Why Southerners are Portrayed as having better Manners

In whatever culture you live, you know that there are undercurrents and there are the obvious.  When you break down the basic culture, there are the subcultures.  The differences between northern and southern United States culture is one way our country’s subcultures collide.  Are southerners more polite?  Let’s look at the differences.

* The “yes, ma’am”, “no, sir” phenomenon.  One of the most glaring differences is the fact that southern children are still brought up to respond to their elders in this old-fashioned way.  Some people find it charming, some are insulted because it implies age.  The fact is that a young person can sound disrespectful saying “Yes, ma’am”, just as another can sound totally respectful saying a simple “Yes”.  Anyone who has tried to have a conversation with a teenager knows that.

* Wait your turn.  It does seem that in the South, people will step back to let others through rather than push forward.  This applies to waving someone on while driving, to waiting in a check-out line at the supermarket.  It may stem from the fact that it is traditionally so hot in the South, charging ahead, even if a person was late, was just not practical in the old days.  Now, it is so frowned upon as to be considered un-cool to be pushy.  If you are too pushy when you are young, you are not confident; when you are older, you don’t have any “home training”.

* Deference to elders.  Holding the door or offering to help with packages or any of the “going out of your way” things that are attributed to the South can also be found in other areas of the country.  However, older people will pause and give you a look if you do not do these things in the South.  The implied shaming with that look works wonders.  If the look doesn’t get you, an older person in the South just may go have a word with your mother.

* Girls about boys.  One of the best ways to make one section of a culture act a certain way, is to teach the opposite sex to not to give them the time of day if they do not.  Girls in the South are taught from a young age that there are boys and then there are boys.  The bad boy who treats her in an off-hand manner may be attractive to look at, but most girls have been raised by their daddies that girls are of infinite worth, and that a boy had better realize that fact.  They are taught that the danger signs of a boy not worth her effort, range from not holding the car door to having the audacity to cuss in front of her mama. 
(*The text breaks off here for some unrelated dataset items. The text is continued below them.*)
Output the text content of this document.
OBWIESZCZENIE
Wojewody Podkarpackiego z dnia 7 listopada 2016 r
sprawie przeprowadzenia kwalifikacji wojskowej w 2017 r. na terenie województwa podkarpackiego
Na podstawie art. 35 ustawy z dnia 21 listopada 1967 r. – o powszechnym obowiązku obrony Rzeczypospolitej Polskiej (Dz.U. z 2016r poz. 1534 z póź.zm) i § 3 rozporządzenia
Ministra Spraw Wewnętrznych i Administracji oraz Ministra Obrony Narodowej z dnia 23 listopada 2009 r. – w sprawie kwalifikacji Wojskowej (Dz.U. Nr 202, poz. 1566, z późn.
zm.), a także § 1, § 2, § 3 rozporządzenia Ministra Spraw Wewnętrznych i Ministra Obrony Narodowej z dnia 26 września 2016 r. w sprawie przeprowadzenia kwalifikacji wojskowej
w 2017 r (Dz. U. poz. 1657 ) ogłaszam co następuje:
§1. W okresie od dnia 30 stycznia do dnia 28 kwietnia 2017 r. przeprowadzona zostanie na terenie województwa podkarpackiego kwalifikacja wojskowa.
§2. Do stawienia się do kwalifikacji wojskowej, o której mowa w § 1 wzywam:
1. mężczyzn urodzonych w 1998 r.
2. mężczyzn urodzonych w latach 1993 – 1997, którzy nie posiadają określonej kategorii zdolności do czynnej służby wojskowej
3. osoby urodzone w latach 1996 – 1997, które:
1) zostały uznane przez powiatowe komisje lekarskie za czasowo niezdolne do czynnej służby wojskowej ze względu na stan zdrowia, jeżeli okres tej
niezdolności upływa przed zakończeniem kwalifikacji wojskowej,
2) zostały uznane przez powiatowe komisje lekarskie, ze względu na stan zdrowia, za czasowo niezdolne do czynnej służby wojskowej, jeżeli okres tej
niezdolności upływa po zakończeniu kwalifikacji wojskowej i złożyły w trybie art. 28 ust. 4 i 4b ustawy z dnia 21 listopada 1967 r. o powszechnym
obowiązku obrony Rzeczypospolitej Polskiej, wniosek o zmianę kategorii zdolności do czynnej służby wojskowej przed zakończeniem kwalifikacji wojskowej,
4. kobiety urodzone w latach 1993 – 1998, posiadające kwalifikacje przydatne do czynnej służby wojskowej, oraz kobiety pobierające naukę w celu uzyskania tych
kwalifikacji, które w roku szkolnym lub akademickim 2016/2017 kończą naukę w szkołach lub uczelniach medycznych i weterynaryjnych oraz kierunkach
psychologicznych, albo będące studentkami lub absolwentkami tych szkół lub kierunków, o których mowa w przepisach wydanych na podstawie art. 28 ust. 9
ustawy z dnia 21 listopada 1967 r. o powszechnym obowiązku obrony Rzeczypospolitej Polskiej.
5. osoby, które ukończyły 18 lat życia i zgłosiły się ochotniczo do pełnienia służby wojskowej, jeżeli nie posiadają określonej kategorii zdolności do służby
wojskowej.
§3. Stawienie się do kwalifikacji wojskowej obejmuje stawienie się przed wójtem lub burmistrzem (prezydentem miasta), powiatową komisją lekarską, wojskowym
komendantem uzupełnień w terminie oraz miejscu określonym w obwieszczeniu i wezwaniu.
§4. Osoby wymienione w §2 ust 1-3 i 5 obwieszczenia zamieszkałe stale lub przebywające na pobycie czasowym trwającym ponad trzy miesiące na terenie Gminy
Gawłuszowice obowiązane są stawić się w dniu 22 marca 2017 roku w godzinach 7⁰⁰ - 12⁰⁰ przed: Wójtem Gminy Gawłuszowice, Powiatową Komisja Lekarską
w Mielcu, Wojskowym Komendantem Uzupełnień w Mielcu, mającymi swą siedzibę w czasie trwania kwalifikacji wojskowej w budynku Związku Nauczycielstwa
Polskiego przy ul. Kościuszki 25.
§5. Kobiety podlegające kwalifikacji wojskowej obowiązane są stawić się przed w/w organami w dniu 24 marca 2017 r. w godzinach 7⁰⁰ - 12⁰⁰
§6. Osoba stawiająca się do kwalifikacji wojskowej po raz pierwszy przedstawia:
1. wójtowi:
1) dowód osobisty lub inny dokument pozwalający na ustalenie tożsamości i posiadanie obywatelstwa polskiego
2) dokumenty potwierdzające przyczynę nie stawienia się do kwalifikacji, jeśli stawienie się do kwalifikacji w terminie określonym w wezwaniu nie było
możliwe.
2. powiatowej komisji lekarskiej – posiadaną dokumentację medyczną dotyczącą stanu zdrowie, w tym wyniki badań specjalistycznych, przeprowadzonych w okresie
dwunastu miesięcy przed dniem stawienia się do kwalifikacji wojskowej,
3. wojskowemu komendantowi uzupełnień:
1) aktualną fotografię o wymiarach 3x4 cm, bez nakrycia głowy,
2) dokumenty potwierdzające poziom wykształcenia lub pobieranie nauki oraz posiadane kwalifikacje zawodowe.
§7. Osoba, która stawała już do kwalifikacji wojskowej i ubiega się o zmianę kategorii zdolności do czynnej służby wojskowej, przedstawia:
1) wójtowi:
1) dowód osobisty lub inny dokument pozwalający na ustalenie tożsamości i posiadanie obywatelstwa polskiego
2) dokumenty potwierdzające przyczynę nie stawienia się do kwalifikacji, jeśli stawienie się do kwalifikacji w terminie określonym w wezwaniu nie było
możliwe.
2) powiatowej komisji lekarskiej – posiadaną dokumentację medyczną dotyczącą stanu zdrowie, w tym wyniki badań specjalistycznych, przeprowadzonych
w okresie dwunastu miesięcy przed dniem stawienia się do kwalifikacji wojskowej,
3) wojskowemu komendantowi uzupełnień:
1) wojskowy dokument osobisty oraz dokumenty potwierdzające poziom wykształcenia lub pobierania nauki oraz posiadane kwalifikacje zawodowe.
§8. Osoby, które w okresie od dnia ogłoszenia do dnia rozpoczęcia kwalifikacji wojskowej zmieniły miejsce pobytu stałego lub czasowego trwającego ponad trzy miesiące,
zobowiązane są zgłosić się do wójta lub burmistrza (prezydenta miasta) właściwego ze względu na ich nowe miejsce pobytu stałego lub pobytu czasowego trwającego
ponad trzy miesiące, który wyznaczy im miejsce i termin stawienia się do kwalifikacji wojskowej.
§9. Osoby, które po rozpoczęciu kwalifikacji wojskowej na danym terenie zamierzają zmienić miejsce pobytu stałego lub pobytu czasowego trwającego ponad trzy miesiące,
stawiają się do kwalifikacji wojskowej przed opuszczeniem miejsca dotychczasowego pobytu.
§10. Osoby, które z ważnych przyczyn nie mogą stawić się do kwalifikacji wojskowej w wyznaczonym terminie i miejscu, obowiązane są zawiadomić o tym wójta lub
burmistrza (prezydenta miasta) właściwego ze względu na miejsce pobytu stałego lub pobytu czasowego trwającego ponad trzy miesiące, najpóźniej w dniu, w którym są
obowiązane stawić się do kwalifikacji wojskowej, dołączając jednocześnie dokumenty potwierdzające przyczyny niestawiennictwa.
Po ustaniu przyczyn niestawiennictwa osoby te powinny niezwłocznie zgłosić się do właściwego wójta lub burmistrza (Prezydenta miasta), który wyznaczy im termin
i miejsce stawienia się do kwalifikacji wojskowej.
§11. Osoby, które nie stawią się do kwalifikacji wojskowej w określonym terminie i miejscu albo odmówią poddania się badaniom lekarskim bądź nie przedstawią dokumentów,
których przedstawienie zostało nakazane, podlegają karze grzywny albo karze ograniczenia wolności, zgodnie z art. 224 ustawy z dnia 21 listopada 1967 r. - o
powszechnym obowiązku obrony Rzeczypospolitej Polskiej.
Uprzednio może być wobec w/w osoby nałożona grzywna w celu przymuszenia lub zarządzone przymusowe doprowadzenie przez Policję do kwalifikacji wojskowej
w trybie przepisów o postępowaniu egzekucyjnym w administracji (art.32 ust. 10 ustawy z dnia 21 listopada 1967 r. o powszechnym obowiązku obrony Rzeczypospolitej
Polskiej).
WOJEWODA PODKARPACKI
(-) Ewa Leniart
* Boys about girls.  Boys are taught that the kind of girl that you bring home to meet your family does not stay seated when an older person walks into the room, or laugh too loudly, or shrug and snap her gum when asked a question.  Boys in the South still think that a girl who gets in a fist-fight may be funny to watch, but unappealing to ask out on a date; and that they, in the words of Margaret Mitchell: “want a bad girl to have fun with and a good girl to marry”.  

* Undercurrents.  As previously stated, there are undercurrents in all cultures.  People in the South seem to go out of their way to be helpful, complimentary, and agreeable.  Some people from other regions find this to be disingenuous, or insincere.  It isn’t really.  It is felt to be only common courtesy to take the time to enquire about another’s family’s health, or say how good it is to see them, or invite them to come by the house.  Southerners are taught from the beginning that they can get the point across in subtle ways rather than blunt ones, and these are well-understood.  Other regions’ ways of being up-front and honest seem outrageously rude by contrast, when in fact they may be tongue-in-cheek and not to be taken seriously.

A lot about the South’s manners has to do with a stubborn clinging to a slower, small town way of life that is, to some, particularly charming.  It makes for subtle communication, reading between the lines, and minding your p’s and q’s around the old folks.  It also makes for people who actually do think that it is correct to make others feel at home, that the old gestures of politeness are valuable, and that quiet-spoken is better-spoken.

If you can get used to it, it sometimes rubs off on you forever.